Direct naar artikelinhoud

De verbindende kracht van couscous

Tajine met kip, groenten en couscous.Beeld Thinkstock

Kleine deegbolletjes brengen voedselliefhebbers uit verschillende Noord-Afrikaanse landen samen. Deskundigen uit Marokko, Algerije en Tunesië willen gezamenlijk een voorstel indienen zodat couscous – vaak gegeten met verschillende kruiden, groenten en vlees – op de Unesco Werelderfgoedlijst komt te staan.

“De classificatie van couscous als cultureel erfgoed is een gemeenschappelijk project van de Maghreb-landen”, zegt Slimane Hachi, directeur van het Algerijnse Nationale Centrum van Onderzoek in Sociale en Culturele Antropologie, tegen het Algerijnse persbureau APS.

Zo eensgezind zijn de landen niet altijd geweest. Couscous is een gevoelig onderwerp in de regio. Marokko, Algerije en Tunesië zijn er namelijk alle drie van overtuigd de bakermat te zijn van dit gerecht.

Ook over andere culturele uitingen bestaat onenigheid. Zo wilde Algerije in 2016 de muziekstijl rai op de Werelderfgoedlijst zetten als ‘Algerijnse volksmuziek’, maar dat wekte de woede van buurland Marokko. Dat land organiseert jaarlijks een groots rai-muziekfestival. En de van oorsprong Algerijnse zanger Cheb Khaled – bekend van het nummer 'Aïcha' – is ook een beetje Marokkaans. In 2013 accepteerde de ‘Koning van Rai’ het Marokkaanse staatsburgerschap, omdat hij dat aanbod naar eigen zeggen niet kon weigeren.

(Tekst loopt door onder de videoclip)

Nu de landen juist samenwerken om couscous erkend te krijgen als cultureel erfgoed, kan dat de banden tussen de verschillende Maghreb-landen versterken, zegt Ouiza Gallèze, onderzoekster van het Algerijnse centrum, tegen APS. “Couscous kan een middel zijn om de mensen weer samen te brengen.”

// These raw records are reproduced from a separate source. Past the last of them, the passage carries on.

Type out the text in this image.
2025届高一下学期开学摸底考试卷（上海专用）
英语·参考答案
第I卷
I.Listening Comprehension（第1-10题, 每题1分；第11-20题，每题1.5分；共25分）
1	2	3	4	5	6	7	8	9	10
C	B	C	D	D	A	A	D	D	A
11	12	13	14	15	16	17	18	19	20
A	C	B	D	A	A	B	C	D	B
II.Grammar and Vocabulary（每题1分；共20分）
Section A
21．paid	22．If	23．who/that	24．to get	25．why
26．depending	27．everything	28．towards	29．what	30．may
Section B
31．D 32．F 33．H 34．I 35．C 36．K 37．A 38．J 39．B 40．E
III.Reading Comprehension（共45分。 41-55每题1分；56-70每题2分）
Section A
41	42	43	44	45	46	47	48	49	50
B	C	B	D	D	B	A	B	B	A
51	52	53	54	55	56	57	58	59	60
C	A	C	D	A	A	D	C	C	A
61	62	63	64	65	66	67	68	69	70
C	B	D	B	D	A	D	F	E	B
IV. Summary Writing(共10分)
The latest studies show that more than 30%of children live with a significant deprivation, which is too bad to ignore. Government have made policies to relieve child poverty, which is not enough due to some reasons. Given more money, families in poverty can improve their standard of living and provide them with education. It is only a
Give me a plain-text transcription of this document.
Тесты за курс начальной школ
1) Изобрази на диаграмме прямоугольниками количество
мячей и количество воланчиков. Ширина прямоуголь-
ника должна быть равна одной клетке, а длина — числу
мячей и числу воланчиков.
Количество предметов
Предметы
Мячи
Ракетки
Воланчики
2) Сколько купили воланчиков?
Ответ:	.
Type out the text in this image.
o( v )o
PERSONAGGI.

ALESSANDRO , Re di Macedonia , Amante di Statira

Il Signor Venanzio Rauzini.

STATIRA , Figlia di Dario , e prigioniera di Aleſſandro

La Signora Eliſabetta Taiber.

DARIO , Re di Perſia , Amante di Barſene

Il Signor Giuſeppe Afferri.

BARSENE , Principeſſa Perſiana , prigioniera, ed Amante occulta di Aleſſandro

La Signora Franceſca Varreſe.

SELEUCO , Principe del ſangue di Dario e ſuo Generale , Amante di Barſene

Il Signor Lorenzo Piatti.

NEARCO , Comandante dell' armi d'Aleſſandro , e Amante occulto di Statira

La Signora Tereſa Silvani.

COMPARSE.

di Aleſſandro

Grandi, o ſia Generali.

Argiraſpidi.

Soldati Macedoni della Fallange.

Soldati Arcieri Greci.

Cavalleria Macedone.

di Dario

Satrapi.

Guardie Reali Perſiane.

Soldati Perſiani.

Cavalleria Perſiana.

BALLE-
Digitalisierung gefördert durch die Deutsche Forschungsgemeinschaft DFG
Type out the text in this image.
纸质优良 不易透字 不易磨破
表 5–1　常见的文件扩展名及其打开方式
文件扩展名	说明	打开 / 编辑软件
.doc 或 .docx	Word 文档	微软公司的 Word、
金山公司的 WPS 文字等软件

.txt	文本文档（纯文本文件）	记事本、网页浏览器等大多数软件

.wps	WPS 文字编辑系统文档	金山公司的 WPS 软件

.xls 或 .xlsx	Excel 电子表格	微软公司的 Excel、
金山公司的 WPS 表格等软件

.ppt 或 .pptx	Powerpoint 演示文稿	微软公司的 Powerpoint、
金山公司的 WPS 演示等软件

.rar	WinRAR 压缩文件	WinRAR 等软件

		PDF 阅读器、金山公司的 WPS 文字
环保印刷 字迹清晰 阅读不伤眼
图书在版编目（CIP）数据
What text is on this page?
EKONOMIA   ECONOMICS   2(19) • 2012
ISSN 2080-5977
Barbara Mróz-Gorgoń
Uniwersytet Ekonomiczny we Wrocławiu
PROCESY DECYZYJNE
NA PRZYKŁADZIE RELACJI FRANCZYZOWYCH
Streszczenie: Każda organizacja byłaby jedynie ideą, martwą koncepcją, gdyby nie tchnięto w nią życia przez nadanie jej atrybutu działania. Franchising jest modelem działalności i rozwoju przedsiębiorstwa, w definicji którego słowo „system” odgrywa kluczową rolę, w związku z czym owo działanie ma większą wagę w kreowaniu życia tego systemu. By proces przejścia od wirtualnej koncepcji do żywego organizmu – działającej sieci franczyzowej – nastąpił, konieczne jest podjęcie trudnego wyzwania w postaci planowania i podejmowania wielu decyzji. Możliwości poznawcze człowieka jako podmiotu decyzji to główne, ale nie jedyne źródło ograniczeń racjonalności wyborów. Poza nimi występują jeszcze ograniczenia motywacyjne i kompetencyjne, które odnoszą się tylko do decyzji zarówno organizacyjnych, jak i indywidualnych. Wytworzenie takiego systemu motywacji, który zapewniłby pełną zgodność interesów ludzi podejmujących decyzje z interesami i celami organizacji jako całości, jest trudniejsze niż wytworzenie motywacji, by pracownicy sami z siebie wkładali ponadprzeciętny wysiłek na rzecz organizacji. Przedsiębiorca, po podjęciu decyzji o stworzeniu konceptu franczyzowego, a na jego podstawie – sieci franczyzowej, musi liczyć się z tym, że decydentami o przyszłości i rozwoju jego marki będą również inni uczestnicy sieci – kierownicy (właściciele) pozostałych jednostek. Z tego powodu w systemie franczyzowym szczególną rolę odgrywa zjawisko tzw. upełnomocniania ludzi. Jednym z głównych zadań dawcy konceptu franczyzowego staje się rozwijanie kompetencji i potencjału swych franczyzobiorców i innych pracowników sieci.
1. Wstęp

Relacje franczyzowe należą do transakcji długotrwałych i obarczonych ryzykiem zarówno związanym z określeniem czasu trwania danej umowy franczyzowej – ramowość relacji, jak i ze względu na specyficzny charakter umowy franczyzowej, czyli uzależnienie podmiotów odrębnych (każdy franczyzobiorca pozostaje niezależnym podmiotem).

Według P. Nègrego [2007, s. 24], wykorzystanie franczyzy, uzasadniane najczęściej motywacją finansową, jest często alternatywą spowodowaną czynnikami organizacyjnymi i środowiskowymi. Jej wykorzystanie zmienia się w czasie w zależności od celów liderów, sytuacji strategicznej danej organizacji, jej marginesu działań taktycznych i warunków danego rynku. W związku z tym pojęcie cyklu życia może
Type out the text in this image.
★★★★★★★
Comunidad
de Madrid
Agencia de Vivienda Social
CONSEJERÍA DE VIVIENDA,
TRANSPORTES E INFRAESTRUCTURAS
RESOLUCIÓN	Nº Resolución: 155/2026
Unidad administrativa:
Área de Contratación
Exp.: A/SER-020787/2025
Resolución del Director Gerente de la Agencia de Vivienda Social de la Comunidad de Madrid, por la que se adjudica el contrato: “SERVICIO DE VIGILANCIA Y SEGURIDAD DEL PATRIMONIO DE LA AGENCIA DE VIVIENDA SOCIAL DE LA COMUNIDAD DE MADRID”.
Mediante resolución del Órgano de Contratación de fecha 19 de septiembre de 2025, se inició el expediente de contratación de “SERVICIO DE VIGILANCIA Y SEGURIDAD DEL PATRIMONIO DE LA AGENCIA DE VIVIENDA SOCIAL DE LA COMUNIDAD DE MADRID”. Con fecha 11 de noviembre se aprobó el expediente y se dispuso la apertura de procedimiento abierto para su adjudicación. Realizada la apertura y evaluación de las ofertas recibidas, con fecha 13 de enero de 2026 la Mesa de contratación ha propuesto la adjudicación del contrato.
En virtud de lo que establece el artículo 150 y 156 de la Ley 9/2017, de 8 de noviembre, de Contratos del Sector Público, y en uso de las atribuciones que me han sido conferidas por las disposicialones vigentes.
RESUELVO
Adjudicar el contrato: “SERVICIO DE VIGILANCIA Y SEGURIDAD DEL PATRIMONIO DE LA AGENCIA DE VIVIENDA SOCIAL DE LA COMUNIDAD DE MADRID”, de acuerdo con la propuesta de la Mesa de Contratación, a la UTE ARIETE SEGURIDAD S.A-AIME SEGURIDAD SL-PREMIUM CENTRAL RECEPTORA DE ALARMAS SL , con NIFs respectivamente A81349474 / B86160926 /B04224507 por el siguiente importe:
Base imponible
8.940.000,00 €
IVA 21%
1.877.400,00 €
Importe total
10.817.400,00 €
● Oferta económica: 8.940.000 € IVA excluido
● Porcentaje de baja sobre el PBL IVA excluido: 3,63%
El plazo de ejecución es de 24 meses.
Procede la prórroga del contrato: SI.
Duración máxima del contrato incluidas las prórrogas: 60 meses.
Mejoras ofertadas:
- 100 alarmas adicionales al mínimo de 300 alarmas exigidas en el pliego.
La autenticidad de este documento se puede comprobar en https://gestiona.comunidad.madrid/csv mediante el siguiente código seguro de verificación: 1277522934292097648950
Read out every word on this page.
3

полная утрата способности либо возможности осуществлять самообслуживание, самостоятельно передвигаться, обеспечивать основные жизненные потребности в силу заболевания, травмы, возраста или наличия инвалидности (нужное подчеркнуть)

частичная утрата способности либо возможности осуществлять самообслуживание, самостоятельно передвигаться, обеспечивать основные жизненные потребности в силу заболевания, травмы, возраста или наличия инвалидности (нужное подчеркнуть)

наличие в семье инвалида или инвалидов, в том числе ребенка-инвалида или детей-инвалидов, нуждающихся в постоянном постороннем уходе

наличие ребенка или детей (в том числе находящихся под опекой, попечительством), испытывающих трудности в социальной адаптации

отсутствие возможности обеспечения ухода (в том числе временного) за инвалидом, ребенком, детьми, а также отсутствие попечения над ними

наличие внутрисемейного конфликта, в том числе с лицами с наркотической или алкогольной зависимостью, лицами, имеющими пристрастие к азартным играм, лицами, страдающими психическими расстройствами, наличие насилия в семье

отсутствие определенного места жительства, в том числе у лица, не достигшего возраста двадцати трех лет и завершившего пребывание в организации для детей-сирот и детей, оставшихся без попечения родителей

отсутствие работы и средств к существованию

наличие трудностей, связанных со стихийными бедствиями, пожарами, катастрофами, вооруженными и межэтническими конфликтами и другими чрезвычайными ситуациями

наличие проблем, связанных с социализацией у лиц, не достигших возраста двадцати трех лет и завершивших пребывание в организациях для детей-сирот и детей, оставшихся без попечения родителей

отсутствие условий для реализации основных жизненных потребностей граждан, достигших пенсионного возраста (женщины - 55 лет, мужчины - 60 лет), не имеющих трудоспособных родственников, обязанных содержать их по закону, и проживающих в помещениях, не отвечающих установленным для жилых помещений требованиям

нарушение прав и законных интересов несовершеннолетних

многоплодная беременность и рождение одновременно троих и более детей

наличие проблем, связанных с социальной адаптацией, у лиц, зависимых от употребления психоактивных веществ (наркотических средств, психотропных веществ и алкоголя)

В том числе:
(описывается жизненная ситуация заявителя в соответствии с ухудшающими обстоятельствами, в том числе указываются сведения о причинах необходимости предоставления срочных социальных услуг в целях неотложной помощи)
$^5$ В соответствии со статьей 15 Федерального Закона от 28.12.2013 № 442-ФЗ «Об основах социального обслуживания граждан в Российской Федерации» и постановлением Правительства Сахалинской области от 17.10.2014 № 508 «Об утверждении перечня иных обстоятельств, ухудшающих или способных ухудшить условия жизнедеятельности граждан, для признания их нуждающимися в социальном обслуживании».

De grof gemalen durumtarwe, waar couscous van wordt gemaakt, is duizenden jaren oud. Volgens Gallèze is het gerecht al die tijd authentiek gebleven. Het is onduidelijk waar de tarwe oorspronkelijk vandaan komt. Sommigen zeggen dat Noord-Afrikaanse Berbers het als eerste aten, anderen beweren dat landen in het oostelijke Middellandse Zeegebied de primeur hadden.